CAR-T Meeting 2024 | The challenges with CAR T-cell therapy for T-ALL and the progress made to overcome these challenges

So T-cell acute lymphoblastic leukemia is a really underserved population at relapse because we know that at relapse the prognosis is really dismal. So CAR T-cells for T-ALL pose a very difficult problem. Why? Because CAR T-cells are T-cells.

So if you manufacture them and you do not have a leukemia-specific target, the CARs will kill themselves. So it’s called fratricide or as the Americans say, “friendly fire”. This is the first problem.

The second problem is, in B-ALL, when you destroy normal B-cells, you can live without B cells if you substitute them with immunoglobulin, which is the case of the first famous Emily Whitehead patient -she still receives immunoglobulin 12 years later. But you cannot live without T-cells so T-cell aplasia is to be prevented or treated.

And the third problem is because T-cell blasts look like T-cells, contamination during the manufacturing process is very difficult to prevent and if you do not, you will put CAR in a blast, which is not what you would like to do, obviously.

So these are the main problems. And also if you talk about allogeneic CARs, then the problem is you risk inducing so-called graft versus host disease with a T-cell bearing the CARs that you infuse which are not the same HLA type as the recipient’s.

So at the moment, all these problems have been tackled and very elegantly. The first one, which is, I would say, the predominating model is to say, let’s abolish the target inside the CAR T-cell, and I will look for this target on the leukemia. So the antigen, which is the most fashionable at the moment is called CD7. So there is a very elegant way, either by knockout or by retaining the information, retaining the protein inside the cell, not at the surface, so that the CAR T-cell does not express any more CD7 and there is no fratricide. So this problem has been overcome.

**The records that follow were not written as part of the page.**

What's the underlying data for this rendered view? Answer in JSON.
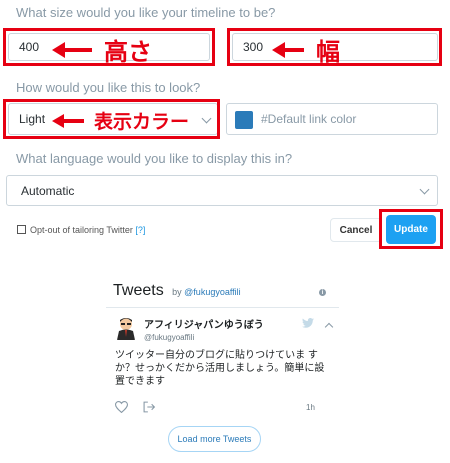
{
  "size_section": {
    "label": "What size would you like your timeline to be?",
    "height_value": "400",
    "width_value": "300",
    "height_annotation": "高さ",
    "width_annotation": "幅"
  },
  "look_section": {
    "label": "How would you like this to look?",
    "theme_value": "Light",
    "theme_annotation": "表示カラー",
    "link_color_placeholder": "#Default link color"
  },
  "language_section": {
    "label": "What language would you like to display this in?",
    "language_value": "Automatic"
  },
  "opt_out": {
    "label": "Opt-out of tailoring Twitter",
    "help_link": "[?]"
  },
  "buttons": {
    "cancel": "Cancel",
    "update": "Update"
  },
  "timeline": {
    "title": "Tweets",
    "by_prefix": "by",
    "handle": "@fukugyoaffili",
    "tweet": {
      "name": "アフィリジャパンゆうぼう",
      "handle": "@fukugyoaffili",
      "lines": [
        "ツイッター自分のブログに貼りつけていま す",
        "か？せっかくだから活用しましょう。簡単に設",
        "置できます"
      ],
      "time": "1h"
    },
    "load_more": "Load more Tweets"
  },
  "colors": {
    "annotation_red": "#e60012",
    "update_blue": "#1da1f2",
    "link_blue": "#2b7bb9"
  }
}
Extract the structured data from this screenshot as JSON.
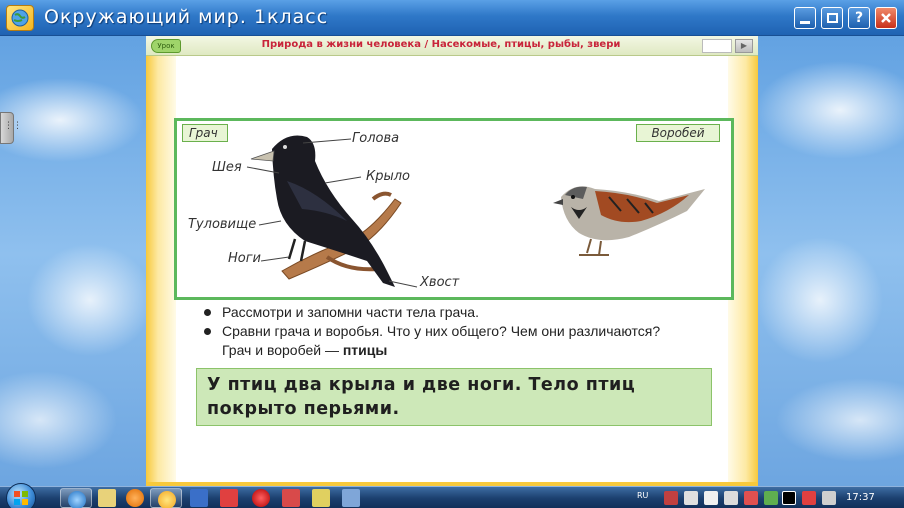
{
  "window": {
    "title": "Окружающий мир. 1класс",
    "buttons": {
      "minimize_icon": "minimize-icon",
      "maximize_icon": "restore-icon",
      "help_label": "?",
      "close_icon": "close-icon"
    }
  },
  "page_header": {
    "lesson_tab": "Урок",
    "title": "Природа в жизни человека / Насекомые, птицы, рыбы, звери",
    "page_input_value": "",
    "go_icon": "play-arrow-icon"
  },
  "illustration": {
    "rook_tag": "Грач",
    "sparrow_tag": "Воробей",
    "parts": {
      "head": "Голова",
      "neck": "Шея",
      "wing": "Крыло",
      "body": "Туловище",
      "legs": "Ноги",
      "tail": "Хвост"
    }
  },
  "bullets": [
    "Рассмотри и запомни части тела грача.",
    "Сравни грача и воробья. Что у них общего? Чем они различаются?"
  ],
  "answer": {
    "prefix": "Грач и воробей —",
    "bold": "птицы"
  },
  "rule": "У птиц два крыла и две ноги. Тело птиц покрыто перьями.",
  "taskbar": {
    "language": "RU",
    "clock": "17:37"
  },
  "colors": {
    "header_title": "#c8243a",
    "frame_green": "#5cb85c",
    "rule_bg": "#cde8b8",
    "page_yellow": "#f7c93c"
  }
}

The elegant way also, when wanting to give allogeneic CAR T-cells, is to say I will destroy the TCR (the T-cell receptor). So this has been done by many methods, including CRISPR and, more elegantly, with base editing. So there is a beautiful English publication in the New England Journal of Medicine, with three patients being edited and receiving allogeneic CAR-T, and then being brought to transplant successfully, at least in two of the three cases. So these are, let’s say, embryonic results.

And there are also nice company-driven, biotech-driven results with 25 patients with a very promising overall response rate at the recommended Phase II dose, which is pretty high (900 million cells flat dose, which is six times what we infuse generally). But with this dose and with the adapted conditioning regiment, which was presented at ASH 2023, the overall response rate is 100%. Obviously, these are allogeneic CARs, they do not persist and you will probably need a transplant for most of the patients, but let’s say that compared to a few years ago, the field of CAR T-cells for T-cell ALL is advancing a lot.